5.  “On many occasions, there were incidents of physical intimidation and/or violence between Clay and Dediol. According to Dediol, Clay would threaten him in a variety of ways, including threats that Clay was going to ‘kick [Dediol’s] ass.’ On one occasion, Clay took off his shirt, and stated to Dediol, ‘You don’t know who you are talking to. See these scars. I was shot and was in jail.'”

6.  He was denied a requested transfer to sell new cars at the same dealership: “when Clay learned of Dediol’s request, Clay denied Dediol’s transfer and stated, ‘Get your old f*****g ass over here. You are not going to work with new cars.'”

7.  On Dediol’s final day of work before resigning, Clay proclaimed, “I am going to beat the ‘F’ out of you,” and “charged” toward Dediol in the presence of nine to ten employees.

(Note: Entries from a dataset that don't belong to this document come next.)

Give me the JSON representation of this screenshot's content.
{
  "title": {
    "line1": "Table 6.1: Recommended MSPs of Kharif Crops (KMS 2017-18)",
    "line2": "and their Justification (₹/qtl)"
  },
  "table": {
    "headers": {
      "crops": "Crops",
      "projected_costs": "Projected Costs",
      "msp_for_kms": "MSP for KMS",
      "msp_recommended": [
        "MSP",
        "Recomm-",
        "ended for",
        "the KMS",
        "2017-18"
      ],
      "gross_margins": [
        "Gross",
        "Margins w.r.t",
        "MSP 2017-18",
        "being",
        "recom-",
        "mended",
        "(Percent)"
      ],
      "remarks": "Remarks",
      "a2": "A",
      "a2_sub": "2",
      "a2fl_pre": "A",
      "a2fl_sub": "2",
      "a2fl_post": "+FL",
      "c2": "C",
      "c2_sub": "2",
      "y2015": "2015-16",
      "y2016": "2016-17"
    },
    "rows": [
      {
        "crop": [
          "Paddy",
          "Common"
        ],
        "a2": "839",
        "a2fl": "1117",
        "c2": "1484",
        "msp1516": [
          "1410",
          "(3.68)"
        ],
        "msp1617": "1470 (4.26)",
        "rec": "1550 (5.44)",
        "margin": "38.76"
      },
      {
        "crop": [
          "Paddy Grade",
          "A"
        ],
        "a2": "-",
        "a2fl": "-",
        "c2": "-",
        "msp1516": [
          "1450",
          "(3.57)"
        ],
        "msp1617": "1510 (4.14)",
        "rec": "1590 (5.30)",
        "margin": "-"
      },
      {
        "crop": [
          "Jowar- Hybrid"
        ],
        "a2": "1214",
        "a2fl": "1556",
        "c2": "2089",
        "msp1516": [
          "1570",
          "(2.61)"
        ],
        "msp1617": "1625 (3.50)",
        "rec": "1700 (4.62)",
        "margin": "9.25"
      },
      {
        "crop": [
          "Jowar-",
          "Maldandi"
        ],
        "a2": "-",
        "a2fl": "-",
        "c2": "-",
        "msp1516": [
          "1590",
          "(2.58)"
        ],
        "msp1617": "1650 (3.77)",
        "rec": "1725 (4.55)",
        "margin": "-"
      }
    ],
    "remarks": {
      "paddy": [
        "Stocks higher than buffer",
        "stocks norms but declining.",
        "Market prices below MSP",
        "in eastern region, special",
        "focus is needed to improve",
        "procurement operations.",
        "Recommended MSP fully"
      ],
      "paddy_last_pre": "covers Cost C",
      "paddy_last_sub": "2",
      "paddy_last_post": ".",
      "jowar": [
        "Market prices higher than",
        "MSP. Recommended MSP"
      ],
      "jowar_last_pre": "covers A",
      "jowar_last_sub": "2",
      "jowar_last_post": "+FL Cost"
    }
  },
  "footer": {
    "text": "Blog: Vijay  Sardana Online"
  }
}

Although the district court held that such facts did not raise a triable issue of fact about harassment, the Fifth Circuit reverses. It holds, for the first time, that the circuit recognizes a hostile-work-environment theory for age (under the ADEA), as well as religion (under Title VII):

“A plaintiff advances such a claim by establishing that (1) he was over the age of 40; (2) the employee was subjected to harassment, either through words or actions, based on age; (3) the nature of the harassment was such that it created an objectively intimidating, hostile, or offensive work environment; and (4) there exists some basis for liability on the part of the employer.”

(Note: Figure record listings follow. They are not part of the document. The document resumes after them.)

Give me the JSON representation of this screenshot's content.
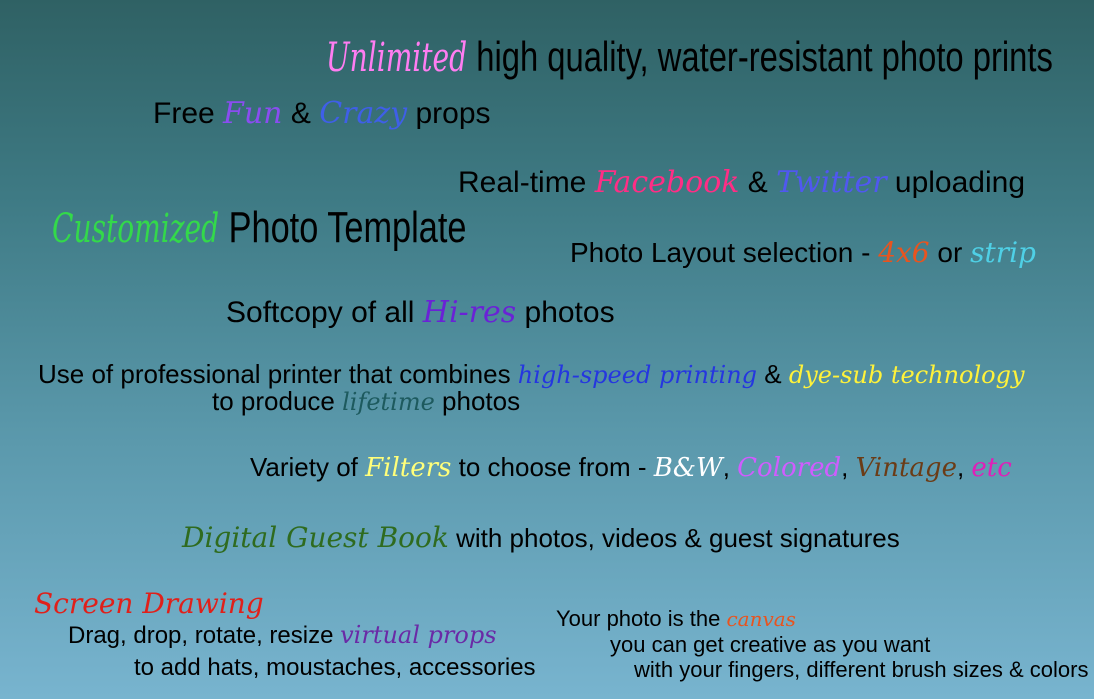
{
  "lines": {
    "l1": {
      "accent": "Unlimited",
      "rest": " high quality, water-resistant photo prints"
    },
    "l2": {
      "pre": "Free ",
      "a1": "Fun",
      "mid": " & ",
      "a2": "Crazy",
      "post": " props"
    },
    "l3": {
      "pre": "Real-time ",
      "a1": "Facebook",
      "mid": " & ",
      "a2": "Twitter",
      "post": " uploading"
    },
    "l4": {
      "accent": "Customized",
      "rest": " Photo Template"
    },
    "l5": {
      "pre": "Photo Layout selection - ",
      "a1": "4x6",
      "mid": " or ",
      "a2": "strip"
    },
    "l6": {
      "pre": "Softcopy of all ",
      "a1": "Hi-res",
      "post": " photos"
    },
    "l7": {
      "pre": "Use of professional printer that combines ",
      "a1": "high-speed printing",
      "mid": " & ",
      "a2": "dye-sub technology"
    },
    "l8": {
      "pre": "to produce ",
      "a1": "lifetime",
      "post": " photos"
    },
    "l9": {
      "pre": "Variety of ",
      "a1": "Filters",
      "mid": " to choose from - ",
      "a2": "B&W",
      "s1": ", ",
      "a3": "Colored",
      "s2": ", ",
      "a4": "Vintage",
      "s3": ", ",
      "a5": "etc"
    },
    "l10": {
      "a1": "Digital Guest Book",
      "post": " with photos, videos & guest signatures"
    },
    "l11": {
      "a1": "Screen Drawing"
    },
    "l12": {
      "pre": "Drag, drop, rotate, resize ",
      "a1": "virtual props"
    },
    "l13": {
      "pre": "to add hats, moustaches, accessories"
    },
    "l14": {
      "pre": "Your photo is the ",
      "a1": "canvas"
    },
    "l15": {
      "pre": "you can get creative as you want"
    },
    "l16": {
      "pre": "with your fingers, different brush sizes & colors"
    }
  },
  "colors": {
    "unlimited": "#ff7df2",
    "fun": "#8a4df0",
    "crazy": "#3f5fe8",
    "facebook": "#ff2d85",
    "twitter": "#5058f0",
    "customized": "#33d94a",
    "size": "#e8541f",
    "strip": "#4fd0e6",
    "hires": "#6a22d6",
    "highspeed": "#2536e0",
    "dyesub": "#fff23a",
    "lifetime": "#1d5a5e",
    "filters": "#ffff7a",
    "bw": "#ffffff",
    "colored": "#d05cff",
    "vintage": "#6b3c16",
    "etc": "#e01fb8",
    "guestbook": "#2f6b1f",
    "screendrawing": "#e0201a",
    "virtualprops": "#6a2aa6",
    "canvas": "#e8541f"
  }
}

The panel then holds that “Clay’s repeated profane references to Dediol, and the strident age-related comments about Dediol used by Clay on almost a daily basis within the work setting, are sufficient to create a genuine issue of material fact concerning Dediol’s ADEA-based claim for hostile work environment discrimination.” Also probative, the panel holds, are the physically threatening actions. “The tenor of these comments and physical actions support the inference that the conduct was physically threatening.”

For comparable reasons, the panel also finds that the same alleged conduct by Clay supported a claim for religious harassment.

Finally, the panel finds that Clay’s conduct presented a triable issue of fact about constructive discharge:

“For example, in the eight-week span between the July 3rd incident and his resignation from Best Chevrolet, tensions escalated into a physical altercation in front of others, which precipitated Dediol’s departure from Best Chevrolet. The record illustrates a difficult-and at times volatile-relationship Dediol shared with Clay. Unhappy in the Used Cars department, Dediol sought to maintain his employment with Best Chevrolet, but in a different department. When this request was rejected, the situation erupted, eventually compelling Dediol to resign. We conclude that in this case, these allegations survive summary judgment.”

This final holding is very significant because, in contrast to Title VII – which recognizes and compensates emotional distress as an element of damages – the federal ADEA has no provision for such relief, and thus an ADEA harassment claim without a constructive discharge claim (which can be compensated with back pay) would be practically valueless.